Il sequestro operato dalla Polizia di Stato
Il sequestro operato dalla Polizia di Stato
Cronaca

Telecamere per difendere la centrale dello spaccio: arrestato un 26enne

Blitz questa mattina della Polizia di Stato: sequestrati 600 grammi tra cocaina, hashish e marijuana

14 telecamere. Risoluzione discreta, pixel sufficienti a trasmettere un'immagine nitida. Erano piazzate in vari punti del centro storico di Bitonto. Servivano a controllare da un locale di via Le Marteri gli accessi alla città vecchia. Ma quel locale era anche una vera e propria centrale di pusher bitontini che sfruttavano la tecnologia.

Nell'alloggio (in cui stamane gli agenti della Polizia di Stato del Commissariato di P.S. di Bitonto, insieme alla Squadra Mobile di Bari, all'IX Reparto Mobile di Bari, al Reparto Prevenzione Crimine "Puglia Settentrionale" di Bari ed alle unità cinofile hanno trovato anche un letto, ndr), trasformato in una centrale dello spaccio, c'era un monitor. I pusher si erano organizzati come la camorra napoletana, proprio come a Scampia.

Invece delle vedette minorenni delle Vele che controllano gli accessi al quartiere delle forze di polizia o dei clan rivali, utilizzavano le telecamere per mettersi al riparo dai controlli. Un trucco geniale, in una zona, quella di Porta Robustina, divenuta meta di un incessante pellegrinaggio di assuntori di sostanze stupefacenti. I poliziotti, diretti da Annino Gargano, dirigente della Squadra Mobile della Questura di Bari, sono entrati in azione questa mattina.

Hanno cinto d'assedio il borgo antico, da Porta Robustina sino a vico Barba: traffico chiuso, controlli a tappeto, irruzioni in numerosi box, cantine e locali sino a notare una porta d'ingresso in acciaio messa dal clan a protezione degli "affari". I poliziotti (sul posto era presente anche il dirigente del Commissariato di P.S. di Bitonto, Fabrizio Gargiulo, ndr) hanno forzato la porta. C'era un centro storico da liberare. Finalmente.

Bisognava restituire un po' di serenità a chi chiede soltanto di poter condurre una vita normale.

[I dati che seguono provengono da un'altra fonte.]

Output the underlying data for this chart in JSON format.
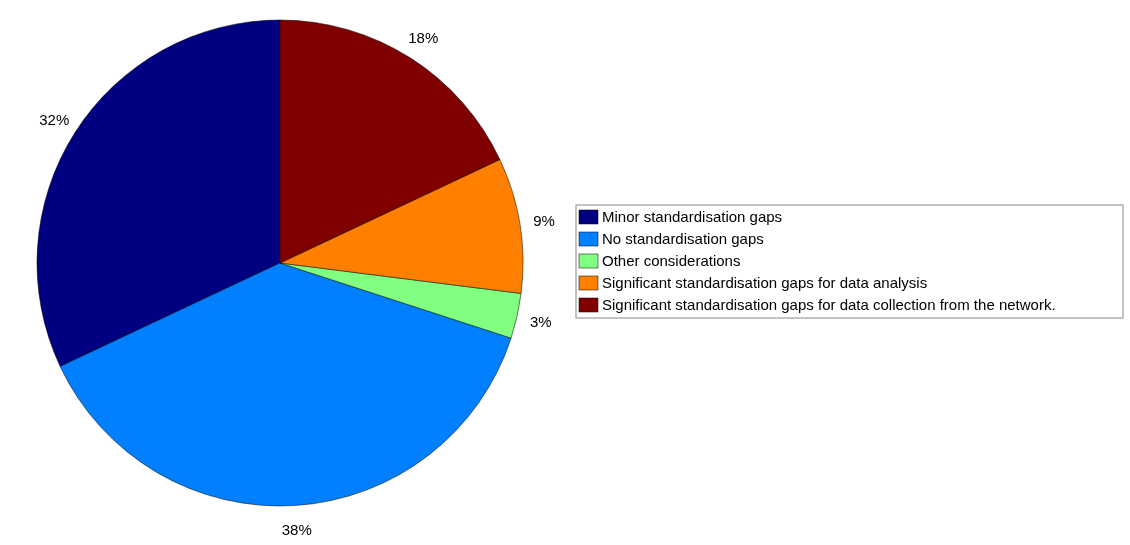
{
  "chart_data": {
    "type": "pie",
    "categories": [
      "Minor standardisation gaps",
      "No standardisation gaps",
      "Other considerations",
      "Significant standardisation gaps for data analysis",
      "Significant standardisation gaps for data collection from the network."
    ],
    "values": [
      32,
      38,
      3,
      9,
      18
    ],
    "colors": [
      "#000080",
      "#0080ff",
      "#80ff80",
      "#ff8000",
      "#800000"
    ],
    "value_labels": [
      "32%",
      "38%",
      "3%",
      "9%",
      "18%"
    ],
    "legend": "right"
  }
}
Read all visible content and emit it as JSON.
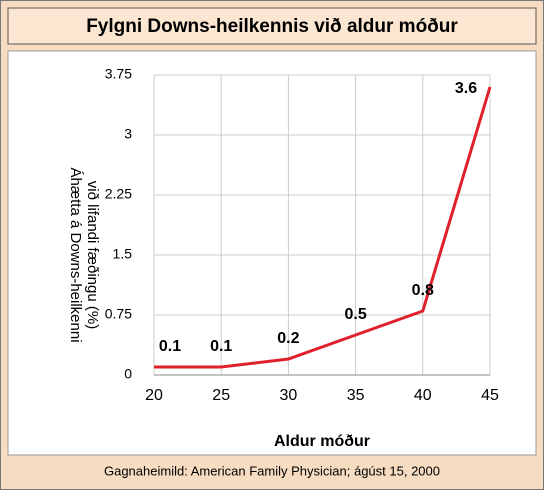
{
  "chart_data": {
    "type": "line",
    "title": "Fylgni Downs-heilkennis við aldur móður",
    "x_label": "Aldur móður",
    "y_label": [
      "Áhætta á Downs-heilkenni",
      "við lifandi fæðingu (%)"
    ],
    "source": "Gagnaheimild: American Family Physician; ágúst 15, 2000",
    "x": [
      20,
      25,
      30,
      35,
      40,
      45
    ],
    "series": [
      {
        "color": "#e0202a",
        "values": [
          0.1,
          0.1,
          0.2,
          0.5,
          0.8,
          3.6
        ]
      }
    ],
    "xlim": [
      20,
      45
    ],
    "xticks": [
      20,
      25,
      30,
      35,
      40,
      45
    ],
    "ylim": [
      0,
      3.75
    ],
    "yticks": [
      0,
      0.75,
      1.5,
      2.25,
      3,
      3.75
    ],
    "grid": true
  }
}
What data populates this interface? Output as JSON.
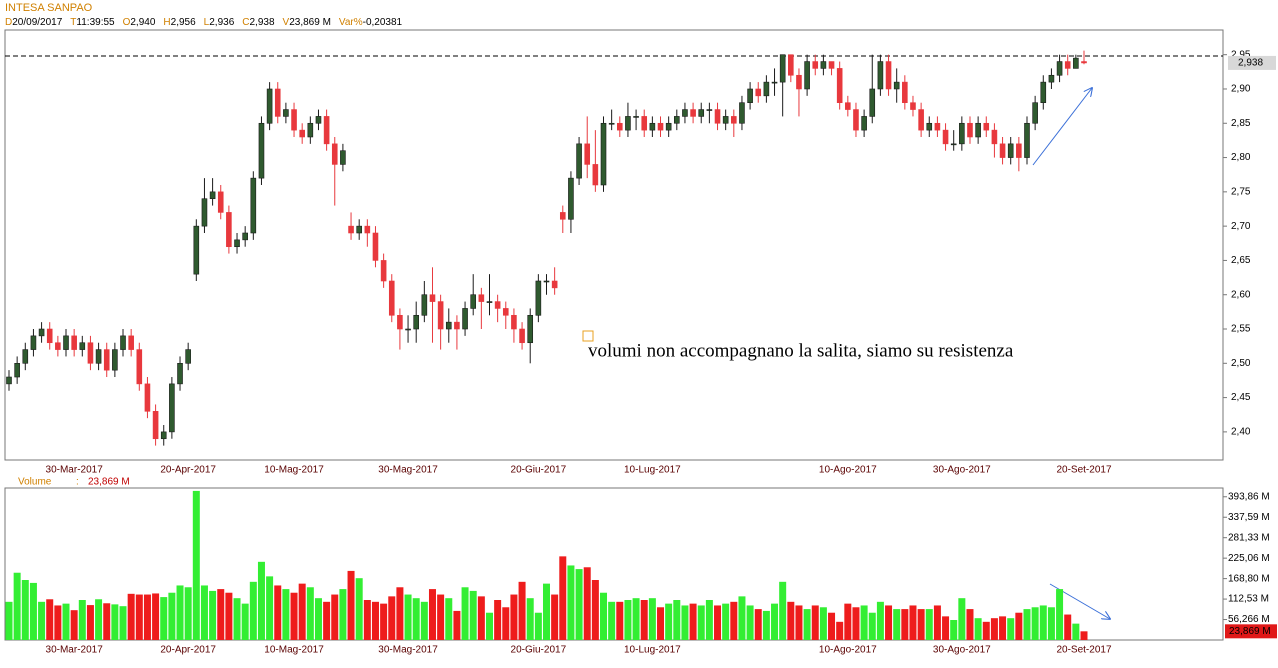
{
  "chart_data": [
    {
      "type": "candlestick",
      "title": "INTESA SANPAO",
      "info": [
        {
          "key": "D",
          "text": "20/09/2017"
        },
        {
          "key": "T",
          "text": "11:39:55"
        },
        {
          "key": "O",
          "text": "2,940"
        },
        {
          "key": "H",
          "text": "2,956"
        },
        {
          "key": "L",
          "text": "2,936"
        },
        {
          "key": "C",
          "text": "2,938"
        },
        {
          "key": "V",
          "text": "23,869 M"
        },
        {
          "key": "Var%",
          "text": "-0,20381"
        }
      ],
      "categories": [
        null,
        null,
        null,
        null,
        null,
        null,
        null,
        null,
        "30-Mar-2017",
        null,
        null,
        null,
        null,
        null,
        null,
        null,
        null,
        null,
        null,
        null,
        null,
        null,
        "20-Apr-2017",
        null,
        null,
        null,
        null,
        null,
        null,
        null,
        null,
        null,
        null,
        null,
        null,
        "10-Mag-2017",
        null,
        null,
        null,
        null,
        null,
        null,
        null,
        null,
        null,
        null,
        null,
        null,
        null,
        "30-Mag-2017",
        null,
        null,
        null,
        null,
        null,
        null,
        null,
        null,
        null,
        null,
        null,
        null,
        null,
        null,
        null,
        "20-Giu-2017",
        null,
        null,
        null,
        null,
        null,
        null,
        null,
        null,
        null,
        null,
        null,
        null,
        null,
        "10-Lug-2017",
        null,
        null,
        null,
        null,
        null,
        null,
        null,
        null,
        null,
        null,
        null,
        null,
        null,
        null,
        null,
        null,
        null,
        null,
        null,
        null,
        null,
        null,
        null,
        "10-Ago-2017",
        null,
        null,
        null,
        null,
        null,
        null,
        null,
        null,
        null,
        null,
        null,
        null,
        null,
        "30-Ago-2017",
        null,
        null,
        null,
        null,
        null,
        null,
        null,
        null,
        null,
        null,
        null,
        null,
        null,
        null,
        "20-Set-2017"
      ],
      "open": [
        2.47,
        2.48,
        2.5,
        2.52,
        2.54,
        2.55,
        2.53,
        2.52,
        2.54,
        2.52,
        2.53,
        2.5,
        2.52,
        2.49,
        2.52,
        2.54,
        2.52,
        2.47,
        2.43,
        2.39,
        2.4,
        2.47,
        2.5,
        2.63,
        2.7,
        2.74,
        2.75,
        2.72,
        2.67,
        2.68,
        2.69,
        2.77,
        2.85,
        2.9,
        2.86,
        2.87,
        2.84,
        2.83,
        2.85,
        2.86,
        2.82,
        2.79,
        2.7,
        2.69,
        2.7,
        2.69,
        2.65,
        2.62,
        2.57,
        2.55,
        2.55,
        2.57,
        2.6,
        2.59,
        2.55,
        2.56,
        2.55,
        2.58,
        2.6,
        2.59,
        2.59,
        2.58,
        2.57,
        2.55,
        2.53,
        2.57,
        2.62,
        2.62,
        2.72,
        2.71,
        2.77,
        2.82,
        2.79,
        2.76,
        2.85,
        2.85,
        2.84,
        2.86,
        2.86,
        2.84,
        2.85,
        2.84,
        2.85,
        2.86,
        2.87,
        2.86,
        2.87,
        2.87,
        2.85,
        2.86,
        2.85,
        2.88,
        2.9,
        2.89,
        2.91,
        2.91,
        2.95,
        2.92,
        2.9,
        2.94,
        2.93,
        2.94,
        2.93,
        2.88,
        2.87,
        2.84,
        2.86,
        2.9,
        2.94,
        2.9,
        2.91,
        2.88,
        2.87,
        2.84,
        2.85,
        2.84,
        2.82,
        2.82,
        2.85,
        2.83,
        2.85,
        2.84,
        2.82,
        2.8,
        2.82,
        2.8,
        2.85,
        2.88,
        2.91,
        2.92,
        2.94,
        2.93,
        2.94
      ],
      "high": [
        2.49,
        2.51,
        2.53,
        2.55,
        2.56,
        2.56,
        2.54,
        2.55,
        2.55,
        2.54,
        2.54,
        2.53,
        2.53,
        2.53,
        2.55,
        2.55,
        2.53,
        2.48,
        2.44,
        2.41,
        2.48,
        2.51,
        2.53,
        2.71,
        2.77,
        2.77,
        2.76,
        2.73,
        2.69,
        2.7,
        2.78,
        2.86,
        2.91,
        2.91,
        2.88,
        2.88,
        2.85,
        2.86,
        2.87,
        2.87,
        2.83,
        2.82,
        2.72,
        2.71,
        2.71,
        2.7,
        2.66,
        2.63,
        2.58,
        2.57,
        2.59,
        2.62,
        2.64,
        2.6,
        2.58,
        2.57,
        2.59,
        2.63,
        2.61,
        2.63,
        2.6,
        2.59,
        2.58,
        2.56,
        2.58,
        2.63,
        2.63,
        2.64,
        2.73,
        2.78,
        2.83,
        2.86,
        2.84,
        2.86,
        2.87,
        2.86,
        2.88,
        2.87,
        2.87,
        2.86,
        2.86,
        2.86,
        2.87,
        2.88,
        2.88,
        2.88,
        2.88,
        2.88,
        2.87,
        2.87,
        2.89,
        2.91,
        2.91,
        2.92,
        2.93,
        2.95,
        2.95,
        2.93,
        2.95,
        2.95,
        2.95,
        2.94,
        2.94,
        2.89,
        2.88,
        2.87,
        2.95,
        2.95,
        2.95,
        2.93,
        2.92,
        2.89,
        2.88,
        2.86,
        2.86,
        2.85,
        2.84,
        2.86,
        2.86,
        2.86,
        2.86,
        2.85,
        2.83,
        2.83,
        2.83,
        2.86,
        2.89,
        2.92,
        2.93,
        2.95,
        2.95,
        2.95,
        2.956
      ],
      "low": [
        2.46,
        2.47,
        2.49,
        2.51,
        2.53,
        2.52,
        2.51,
        2.51,
        2.51,
        2.51,
        2.49,
        2.49,
        2.48,
        2.48,
        2.51,
        2.51,
        2.46,
        2.42,
        2.38,
        2.38,
        2.39,
        2.46,
        2.49,
        2.62,
        2.69,
        2.73,
        2.71,
        2.66,
        2.66,
        2.67,
        2.68,
        2.76,
        2.84,
        2.85,
        2.85,
        2.83,
        2.82,
        2.82,
        2.84,
        2.81,
        2.73,
        2.78,
        2.68,
        2.68,
        2.67,
        2.64,
        2.61,
        2.56,
        2.52,
        2.53,
        2.53,
        2.56,
        2.53,
        2.52,
        2.53,
        2.52,
        2.54,
        2.57,
        2.55,
        2.57,
        2.56,
        2.55,
        2.53,
        2.52,
        2.5,
        2.56,
        2.6,
        2.6,
        2.69,
        2.69,
        2.76,
        2.77,
        2.75,
        2.75,
        2.84,
        2.83,
        2.83,
        2.84,
        2.83,
        2.83,
        2.83,
        2.83,
        2.84,
        2.85,
        2.85,
        2.85,
        2.85,
        2.84,
        2.84,
        2.83,
        2.84,
        2.87,
        2.88,
        2.88,
        2.89,
        2.86,
        2.91,
        2.86,
        2.89,
        2.92,
        2.92,
        2.92,
        2.87,
        2.86,
        2.83,
        2.83,
        2.85,
        2.89,
        2.89,
        2.88,
        2.87,
        2.86,
        2.83,
        2.83,
        2.83,
        2.81,
        2.81,
        2.81,
        2.82,
        2.82,
        2.83,
        2.8,
        2.79,
        2.79,
        2.78,
        2.79,
        2.84,
        2.87,
        2.9,
        2.91,
        2.92,
        2.93,
        2.936
      ],
      "close": [
        2.48,
        2.5,
        2.52,
        2.54,
        2.55,
        2.53,
        2.52,
        2.54,
        2.52,
        2.53,
        2.5,
        2.52,
        2.49,
        2.52,
        2.54,
        2.52,
        2.47,
        2.43,
        2.39,
        2.4,
        2.47,
        2.5,
        2.52,
        2.7,
        2.74,
        2.75,
        2.72,
        2.67,
        2.68,
        2.69,
        2.77,
        2.85,
        2.9,
        2.86,
        2.87,
        2.84,
        2.83,
        2.85,
        2.86,
        2.82,
        2.79,
        2.81,
        2.69,
        2.7,
        2.69,
        2.65,
        2.62,
        2.57,
        2.55,
        2.55,
        2.57,
        2.6,
        2.59,
        2.55,
        2.56,
        2.55,
        2.58,
        2.6,
        2.59,
        2.59,
        2.58,
        2.57,
        2.55,
        2.53,
        2.57,
        2.62,
        2.62,
        2.61,
        2.71,
        2.77,
        2.82,
        2.79,
        2.76,
        2.85,
        2.85,
        2.84,
        2.86,
        2.86,
        2.84,
        2.85,
        2.84,
        2.85,
        2.86,
        2.87,
        2.86,
        2.87,
        2.87,
        2.85,
        2.86,
        2.85,
        2.88,
        2.9,
        2.89,
        2.91,
        2.91,
        2.95,
        2.92,
        2.9,
        2.94,
        2.93,
        2.94,
        2.93,
        2.88,
        2.87,
        2.84,
        2.86,
        2.9,
        2.94,
        2.9,
        2.91,
        2.88,
        2.87,
        2.84,
        2.85,
        2.84,
        2.82,
        2.82,
        2.85,
        2.83,
        2.85,
        2.84,
        2.82,
        2.8,
        2.82,
        2.8,
        2.85,
        2.88,
        2.91,
        2.92,
        2.94,
        2.93,
        2.945,
        2.938
      ],
      "ylim": [
        2.359,
        2.986
      ],
      "yticks": [
        {
          "value": 2.4,
          "label": "2,40"
        },
        {
          "value": 2.45,
          "label": "2,45"
        },
        {
          "value": 2.5,
          "label": "2,50"
        },
        {
          "value": 2.55,
          "label": "2,55"
        },
        {
          "value": 2.6,
          "label": "2,60"
        },
        {
          "value": 2.65,
          "label": "2,65"
        },
        {
          "value": 2.7,
          "label": "2,70"
        },
        {
          "value": 2.75,
          "label": "2,75"
        },
        {
          "value": 2.8,
          "label": "2,80"
        },
        {
          "value": 2.85,
          "label": "2,85"
        },
        {
          "value": 2.9,
          "label": "2,90"
        },
        {
          "value": 2.95,
          "label": "2,95"
        }
      ],
      "up_color": "#2f5a2f",
      "down_color": "#e8383d",
      "resistance": 2.948,
      "current_price": {
        "value": 2.938,
        "label": "2,938"
      },
      "annotation": "volumi non accompagnano la salita, siamo su resistenza"
    },
    {
      "type": "bar",
      "title": "Volume",
      "values": [
        105,
        185,
        165,
        157,
        105,
        112,
        95,
        100,
        82,
        110,
        96,
        112,
        101,
        98,
        93,
        127,
        125,
        125,
        128,
        118,
        130,
        150,
        145,
        410,
        150,
        135,
        140,
        130,
        115,
        100,
        160,
        215,
        175,
        150,
        140,
        130,
        155,
        145,
        115,
        105,
        125,
        140,
        190,
        170,
        110,
        105,
        100,
        120,
        145,
        125,
        115,
        105,
        140,
        125,
        115,
        80,
        145,
        135,
        120,
        75,
        110,
        90,
        125,
        160,
        115,
        75,
        155,
        125,
        230,
        205,
        195,
        200,
        165,
        130,
        105,
        105,
        110,
        115,
        110,
        115,
        90,
        100,
        110,
        95,
        100,
        95,
        110,
        95,
        100,
        105,
        120,
        95,
        85,
        80,
        100,
        160,
        105,
        95,
        85,
        95,
        90,
        75,
        50,
        100,
        90,
        95,
        75,
        105,
        95,
        85,
        85,
        95,
        85,
        85,
        95,
        65,
        55,
        115,
        85,
        60,
        50,
        60,
        65,
        60,
        75,
        85,
        90,
        95,
        90,
        140,
        70,
        45,
        23.869
      ],
      "ylim": [
        0,
        418
      ],
      "yticks": [
        {
          "value": 56.266,
          "label": "56,266 M"
        },
        {
          "value": 112.53,
          "label": "112,53 M"
        },
        {
          "value": 168.8,
          "label": "168,80 M"
        },
        {
          "value": 225.06,
          "label": "225,06 M"
        },
        {
          "value": 281.33,
          "label": "281,33 M"
        },
        {
          "value": 337.59,
          "label": "337,59 M"
        },
        {
          "value": 393.86,
          "label": "393,86 M"
        }
      ],
      "up_color": "#33ee33",
      "down_color": "#ee1c1c",
      "current_volume": {
        "value": 23.869,
        "label": "23,869 M"
      }
    }
  ]
}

E così sono stati tagliati la sbarra a protezione del portone e un lucchetto, è stata fatta a pezzi la porta d'acciaio. Un segnale dato in una città vecchia ormai fuori controllo, ferita a morte dal delitto di Anna Rosa Tarantino. L'high tech cosi geniale in principio, per i pusher del posto, è stato completamente smantellato.

Quando gli agenti hanno fatto irruzione hanno anche trovato il 26enne Damiano Leone (che ha provato una inutile quanto improbabile fuga infilandosi nel camino dell'abitazione, ndr) e un jammer, capace di inibire le frequenze (per esempio Gsm/Gps) in un determinato raggio circostante, pregiudicando la normale funzionalità dei telefoni. In altri box sono state rinvenute altre 4 telecamere ed un monitor.

Rinvenuta anche la droga (circa 600 grammi tra cocaina, hashish e marijuana), circa 2.000 euro in contanti oltre a materiale atto al taglio ed al confezionamento. Un segnale importante, dato da parte della Polizia di Stato, per accendere una fiammella di speranza: la lotta alla spaccio di droga è possibile. Anche nel centro storico di Bitonto dove fino a poco tempo le forze dell'ordine erano accolte da insulti.

Smontato il sistema di videosorveglianza, poste sotto sequestro penale anche le 18 telecamere trovate nel centro storico. Perché non lavorare proprio su quelle per capire se nelle memorie degli ultimi giorni ci sono ancora impressi fotogrammi utili a individuare gli assassini della povera Anna Rosa Tarantino?